How to deal with a nervous child and the causes of nervousness in children
“My child is always nervous and angry for a simple reason and I can’t handle it.. what should I do?” ? Dealing with a nervous child to calm him down? You will learn all this in this article.
Causes of nervousness in children
Nervousness is a type of temporary temper tantrum and a common problem in children that usually begins in the first year of life, but is more common in children aged 2-4 years and more common in children around the age of 5 years.
There is more than one cause for this stress, the most common being frustration with something, tiredness, exhaustion, or feeling hungry when the child cannot express his feelings so that he can achieve what he wants or avoids doing something he does not want. Do, and there are several factors that combine to form the state in which the child becomes nervous, such as the child’s personality, the environment around him, and the social conditions in which he lives.

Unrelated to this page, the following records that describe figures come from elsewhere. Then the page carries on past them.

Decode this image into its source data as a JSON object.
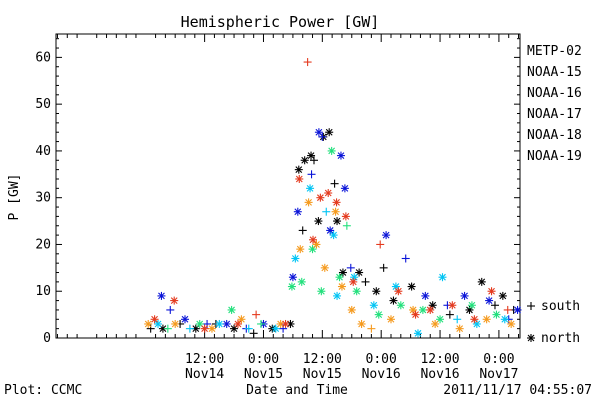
{
  "footer": {
    "left_label": "Plot: CCMC",
    "timestamp": "2011/11/17 04:55:07"
  },
  "chart_data": {
    "type": "scatter",
    "title": "Hemispheric Power [GW]",
    "xlabel": "Date and Time",
    "ylabel": "P [GW]",
    "ylim": [
      0,
      65
    ],
    "yticks": [
      0,
      10,
      20,
      30,
      40,
      50,
      60
    ],
    "xlim_hours": [
      -18.3,
      76.3
    ],
    "x_unit_note": "hours from 2011-11-14 00:00 UT",
    "xticks": [
      {
        "hours": 12,
        "time": "12:00",
        "date": "Nov14"
      },
      {
        "hours": 24,
        "time": "0:00",
        "date": "Nov15"
      },
      {
        "hours": 36,
        "time": "12:00",
        "date": "Nov15"
      },
      {
        "hours": 48,
        "time": "0:00",
        "date": "Nov16"
      },
      {
        "hours": 60,
        "time": "12:00",
        "date": "Nov16"
      },
      {
        "hours": 72,
        "time": "0:00",
        "date": "Nov17"
      }
    ],
    "grid": false,
    "legend_position": "right",
    "marker_legend": [
      {
        "symbol": "+",
        "label": "south"
      },
      {
        "symbol": "*",
        "label": "north"
      }
    ],
    "series": [
      {
        "name": "METP-02",
        "color": "#000000",
        "points": [
          {
            "x": 1.0,
            "y": 2,
            "m": "+"
          },
          {
            "x": 3.5,
            "y": 2,
            "m": "*"
          },
          {
            "x": 7.0,
            "y": 3,
            "m": "+"
          },
          {
            "x": 10.2,
            "y": 2,
            "m": "*"
          },
          {
            "x": 14.3,
            "y": 3,
            "m": "+"
          },
          {
            "x": 18.0,
            "y": 2,
            "m": "*"
          },
          {
            "x": 22.0,
            "y": 1,
            "m": "+"
          },
          {
            "x": 25.8,
            "y": 2,
            "m": "*"
          },
          {
            "x": 29.5,
            "y": 3,
            "m": "*"
          },
          {
            "x": 31.2,
            "y": 36,
            "m": "*"
          },
          {
            "x": 32.4,
            "y": 38,
            "m": "*"
          },
          {
            "x": 33.7,
            "y": 39,
            "m": "*"
          },
          {
            "x": 34.3,
            "y": 38,
            "m": "+"
          },
          {
            "x": 35.2,
            "y": 25,
            "m": "*"
          },
          {
            "x": 36.2,
            "y": 43,
            "m": "*"
          },
          {
            "x": 37.4,
            "y": 44,
            "m": "*"
          },
          {
            "x": 38.5,
            "y": 33,
            "m": "+"
          },
          {
            "x": 39.0,
            "y": 25,
            "m": "*"
          },
          {
            "x": 40.2,
            "y": 14,
            "m": "*"
          },
          {
            "x": 32.0,
            "y": 23,
            "m": "+"
          },
          {
            "x": 43.5,
            "y": 14,
            "m": "*"
          },
          {
            "x": 44.8,
            "y": 12,
            "m": "+"
          },
          {
            "x": 47.0,
            "y": 10,
            "m": "*"
          },
          {
            "x": 48.5,
            "y": 15,
            "m": "+"
          },
          {
            "x": 50.5,
            "y": 8,
            "m": "*"
          },
          {
            "x": 54.2,
            "y": 11,
            "m": "*"
          },
          {
            "x": 58.5,
            "y": 7,
            "m": "*"
          },
          {
            "x": 62.0,
            "y": 5,
            "m": "+"
          },
          {
            "x": 66.0,
            "y": 6,
            "m": "*"
          },
          {
            "x": 68.5,
            "y": 12,
            "m": "*"
          },
          {
            "x": 71.2,
            "y": 7,
            "m": "+"
          },
          {
            "x": 72.8,
            "y": 9,
            "m": "*"
          },
          {
            "x": 75.0,
            "y": 6,
            "m": "+"
          }
        ]
      },
      {
        "name": "NOAA-15",
        "color": "#0a14d8",
        "points": [
          {
            "x": 3.2,
            "y": 9,
            "m": "*"
          },
          {
            "x": 5.0,
            "y": 6,
            "m": "+"
          },
          {
            "x": 8.0,
            "y": 4,
            "m": "*"
          },
          {
            "x": 12.5,
            "y": 3,
            "m": "+"
          },
          {
            "x": 16.5,
            "y": 3,
            "m": "*"
          },
          {
            "x": 20.5,
            "y": 2,
            "m": "+"
          },
          {
            "x": 24.0,
            "y": 3,
            "m": "*"
          },
          {
            "x": 28.0,
            "y": 2,
            "m": "+"
          },
          {
            "x": 30.0,
            "y": 13,
            "m": "*"
          },
          {
            "x": 31.0,
            "y": 27,
            "m": "*"
          },
          {
            "x": 33.8,
            "y": 35,
            "m": "+"
          },
          {
            "x": 35.3,
            "y": 44,
            "m": "*"
          },
          {
            "x": 36.0,
            "y": 43,
            "m": "+"
          },
          {
            "x": 37.6,
            "y": 23,
            "m": "*"
          },
          {
            "x": 39.8,
            "y": 39,
            "m": "*"
          },
          {
            "x": 40.6,
            "y": 32,
            "m": "*"
          },
          {
            "x": 41.8,
            "y": 15,
            "m": "+"
          },
          {
            "x": 49.0,
            "y": 22,
            "m": "*"
          },
          {
            "x": 53.0,
            "y": 17,
            "m": "+"
          },
          {
            "x": 57.0,
            "y": 9,
            "m": "*"
          },
          {
            "x": 61.5,
            "y": 7,
            "m": "+"
          },
          {
            "x": 65.0,
            "y": 9,
            "m": "*"
          },
          {
            "x": 70.0,
            "y": 8,
            "m": "*"
          },
          {
            "x": 74.0,
            "y": 4,
            "m": "+"
          },
          {
            "x": 75.8,
            "y": 6,
            "m": "*"
          }
        ]
      },
      {
        "name": "NOAA-16",
        "color": "#00c4f4",
        "points": [
          {
            "x": 2.5,
            "y": 3,
            "m": "*"
          },
          {
            "x": 9.0,
            "y": 2,
            "m": "+"
          },
          {
            "x": 15.0,
            "y": 3,
            "m": "*"
          },
          {
            "x": 21.0,
            "y": 2,
            "m": "+"
          },
          {
            "x": 26.5,
            "y": 2,
            "m": "*"
          },
          {
            "x": 30.5,
            "y": 17,
            "m": "*"
          },
          {
            "x": 33.5,
            "y": 32,
            "m": "*"
          },
          {
            "x": 36.8,
            "y": 27,
            "m": "+"
          },
          {
            "x": 38.3,
            "y": 22,
            "m": "*"
          },
          {
            "x": 39.0,
            "y": 9,
            "m": "*"
          },
          {
            "x": 42.5,
            "y": 13,
            "m": "*"
          },
          {
            "x": 46.5,
            "y": 7,
            "m": "*"
          },
          {
            "x": 51.0,
            "y": 11,
            "m": "*"
          },
          {
            "x": 55.5,
            "y": 1,
            "m": "*"
          },
          {
            "x": 60.5,
            "y": 13,
            "m": "*"
          },
          {
            "x": 63.5,
            "y": 4,
            "m": "+"
          },
          {
            "x": 67.5,
            "y": 3,
            "m": "*"
          },
          {
            "x": 73.2,
            "y": 4,
            "m": "*"
          }
        ]
      },
      {
        "name": "NOAA-17",
        "color": "#22e07c",
        "points": [
          {
            "x": 4.5,
            "y": 2,
            "m": "+"
          },
          {
            "x": 11.0,
            "y": 3,
            "m": "*"
          },
          {
            "x": 17.5,
            "y": 6,
            "m": "*"
          },
          {
            "x": 23.5,
            "y": 3,
            "m": "+"
          },
          {
            "x": 29.8,
            "y": 11,
            "m": "*"
          },
          {
            "x": 31.8,
            "y": 12,
            "m": "*"
          },
          {
            "x": 34.0,
            "y": 19,
            "m": "*"
          },
          {
            "x": 35.8,
            "y": 10,
            "m": "*"
          },
          {
            "x": 37.9,
            "y": 40,
            "m": "*"
          },
          {
            "x": 39.5,
            "y": 13,
            "m": "*"
          },
          {
            "x": 41.0,
            "y": 24,
            "m": "+"
          },
          {
            "x": 43.0,
            "y": 10,
            "m": "*"
          },
          {
            "x": 47.5,
            "y": 5,
            "m": "*"
          },
          {
            "x": 52.0,
            "y": 7,
            "m": "*"
          },
          {
            "x": 56.5,
            "y": 6,
            "m": "*"
          },
          {
            "x": 60.0,
            "y": 4,
            "m": "*"
          },
          {
            "x": 66.5,
            "y": 7,
            "m": "*"
          },
          {
            "x": 71.5,
            "y": 5,
            "m": "*"
          }
        ]
      },
      {
        "name": "NOAA-18",
        "color": "#f59a1e",
        "points": [
          {
            "x": 0.5,
            "y": 3,
            "m": "*"
          },
          {
            "x": 6.0,
            "y": 3,
            "m": "*"
          },
          {
            "x": 13.5,
            "y": 2,
            "m": "*"
          },
          {
            "x": 19.5,
            "y": 4,
            "m": "*"
          },
          {
            "x": 27.5,
            "y": 3,
            "m": "*"
          },
          {
            "x": 31.5,
            "y": 19,
            "m": "*"
          },
          {
            "x": 33.2,
            "y": 29,
            "m": "*"
          },
          {
            "x": 34.8,
            "y": 20,
            "m": "*"
          },
          {
            "x": 36.5,
            "y": 15,
            "m": "*"
          },
          {
            "x": 38.7,
            "y": 27,
            "m": "*"
          },
          {
            "x": 40.0,
            "y": 11,
            "m": "*"
          },
          {
            "x": 42.0,
            "y": 6,
            "m": "*"
          },
          {
            "x": 44.0,
            "y": 3,
            "m": "*"
          },
          {
            "x": 46.0,
            "y": 2,
            "m": "+"
          },
          {
            "x": 50.0,
            "y": 4,
            "m": "*"
          },
          {
            "x": 54.5,
            "y": 6,
            "m": "*"
          },
          {
            "x": 59.0,
            "y": 3,
            "m": "*"
          },
          {
            "x": 64.0,
            "y": 2,
            "m": "*"
          },
          {
            "x": 69.5,
            "y": 4,
            "m": "*"
          },
          {
            "x": 74.5,
            "y": 3,
            "m": "*"
          }
        ]
      },
      {
        "name": "NOAA-19",
        "color": "#e43a1e",
        "points": [
          {
            "x": 1.8,
            "y": 4,
            "m": "*"
          },
          {
            "x": 5.8,
            "y": 8,
            "m": "*"
          },
          {
            "x": 12.0,
            "y": 2,
            "m": "*"
          },
          {
            "x": 18.8,
            "y": 3,
            "m": "*"
          },
          {
            "x": 22.5,
            "y": 5,
            "m": "+"
          },
          {
            "x": 28.5,
            "y": 3,
            "m": "*"
          },
          {
            "x": 31.3,
            "y": 34,
            "m": "*"
          },
          {
            "x": 33.0,
            "y": 59,
            "m": "+"
          },
          {
            "x": 34.1,
            "y": 21,
            "m": "*"
          },
          {
            "x": 35.6,
            "y": 30,
            "m": "*"
          },
          {
            "x": 37.2,
            "y": 31,
            "m": "*"
          },
          {
            "x": 38.9,
            "y": 29,
            "m": "*"
          },
          {
            "x": 40.8,
            "y": 26,
            "m": "*"
          },
          {
            "x": 42.3,
            "y": 12,
            "m": "*"
          },
          {
            "x": 47.8,
            "y": 20,
            "m": "+"
          },
          {
            "x": 51.5,
            "y": 10,
            "m": "*"
          },
          {
            "x": 55.0,
            "y": 5,
            "m": "*"
          },
          {
            "x": 58.0,
            "y": 6,
            "m": "*"
          },
          {
            "x": 62.5,
            "y": 7,
            "m": "*"
          },
          {
            "x": 67.0,
            "y": 4,
            "m": "*"
          },
          {
            "x": 70.5,
            "y": 10,
            "m": "*"
          },
          {
            "x": 73.8,
            "y": 6,
            "m": "+"
          }
        ]
      }
    ]
  }
}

Also Read: Reasons for One-Year-Old Babies Crying and How to Cope with It
Neurological diseases in children
A nervous child is likely to have another type of mental disorder, such as:
Signs of seizures in children
There are many signs that a child with a nervous attack will show. He may start screaming, crying, throwing things and diving on the ground, the child can kick and punch anyone in front of him, and as a result of nervousness the child’s face turns red and the tension usually lasts more than 15 minutes at a time. day.
How to deal with a nervous child
Whatever the cause of stress in children, it is very important for parents to understand their children’s personality and their child’s psyche and what may trigger their nervous attacks, and parents should not blame themselves because there are factors other than the child’s upbringing and the child’s personality and can be the cause of the behavior but the biggest role of parents is to try to overcome There are several ways to treat nervousness in children as follows.
Make a daily routine
Knowing what to expect daily and what to do and avoid in daily life will reduce the chances of them becoming stressed by sudden events or demands that frustrate them and they explode into a fit of anger.
Encourage your child to talk
A nervous child always expresses his frustration by screaming and crying. Therefore, always encourage your child to use words and talk to express his frustration or distress rather than creating tension to get attention.
Let your child choose
Instead of making your child a fait accompli and deciding everything about him, give him the freedom to choose between two things instead of rejecting everything he wants, like wearing his clothes or two types of clothes, this will make him feel that he is in control of his life and that he does what he wants and not what he is put on.
Encourage him to behave
Always encourage and reward your child for good behavior in front of others instead of showing their flaws. This makes them proud of themselves and encourages them even more to hear your words and obey you.
calm the nervous child
If a seizure occurs, at this point you need to be wise with your child, do the following:
- Take your time to calm down and don’t meet his tension with your anger, but ignore him for as long as possible until he realizes that he won’t be able to draw attention with his anxiety.
- Try to distract your child by doing other activities or talking to him about something he is not expecting
- If your child continues this behavior, take him to a very quiet place, away from stimuli, and from the place where he is having a nervous attack, for example, put him in a chair and do not let him get away and do it. Leave things that can be thrown next to you and let him stand for a few minutes to calm down.
- If your child starts fidgeting and tries to force you to stand up, don’t respond and let him sit for the minutes you allotted.
- After those minutes have passed and your child has calmed down completely, talk to them about the reasons that pissed them off, confront them with their behavior and ask them whether it was good or bad behavior, and have them admit that what they did was not acceptable and not good.
- After talking to him, let him do his usual activities and never talk about his nervous outburst again.
- If he’s having a seizure in front of others or outside the house, try to ignore him. If things get worse, don’t bully him in front of others, take him away for a few minutes until he calms down and use the same amount of time you took the first few steps.
When should a child’s nervous behavior be changed with the help of a specialist?
According to Cleveland Clinic guidelines, you should seek help from an occupational behavior change professional to manage your child’s nervousness if:
- When your child’s behavior worsens and becomes more violent.
- If your child’s neurological problems persist beyond the age of four.
- If your child injures himself, injures another person, or destroys property during a seizure.
- If your child holds his or her breath for several seconds during a seizure (especially if he loses consciousness).
- If your child has a headache, stomach aches, or anxiety.
- When you can’t handle it.
In the end, you should know that a nervous child is often a normal child and that because of the seizures, he feels the need to show himself in one way or another, ignoring is often the solution, but when this is the case the child becomes unbearable becomes agitated somehow, you must Seek help from qualified professionals for these complaints.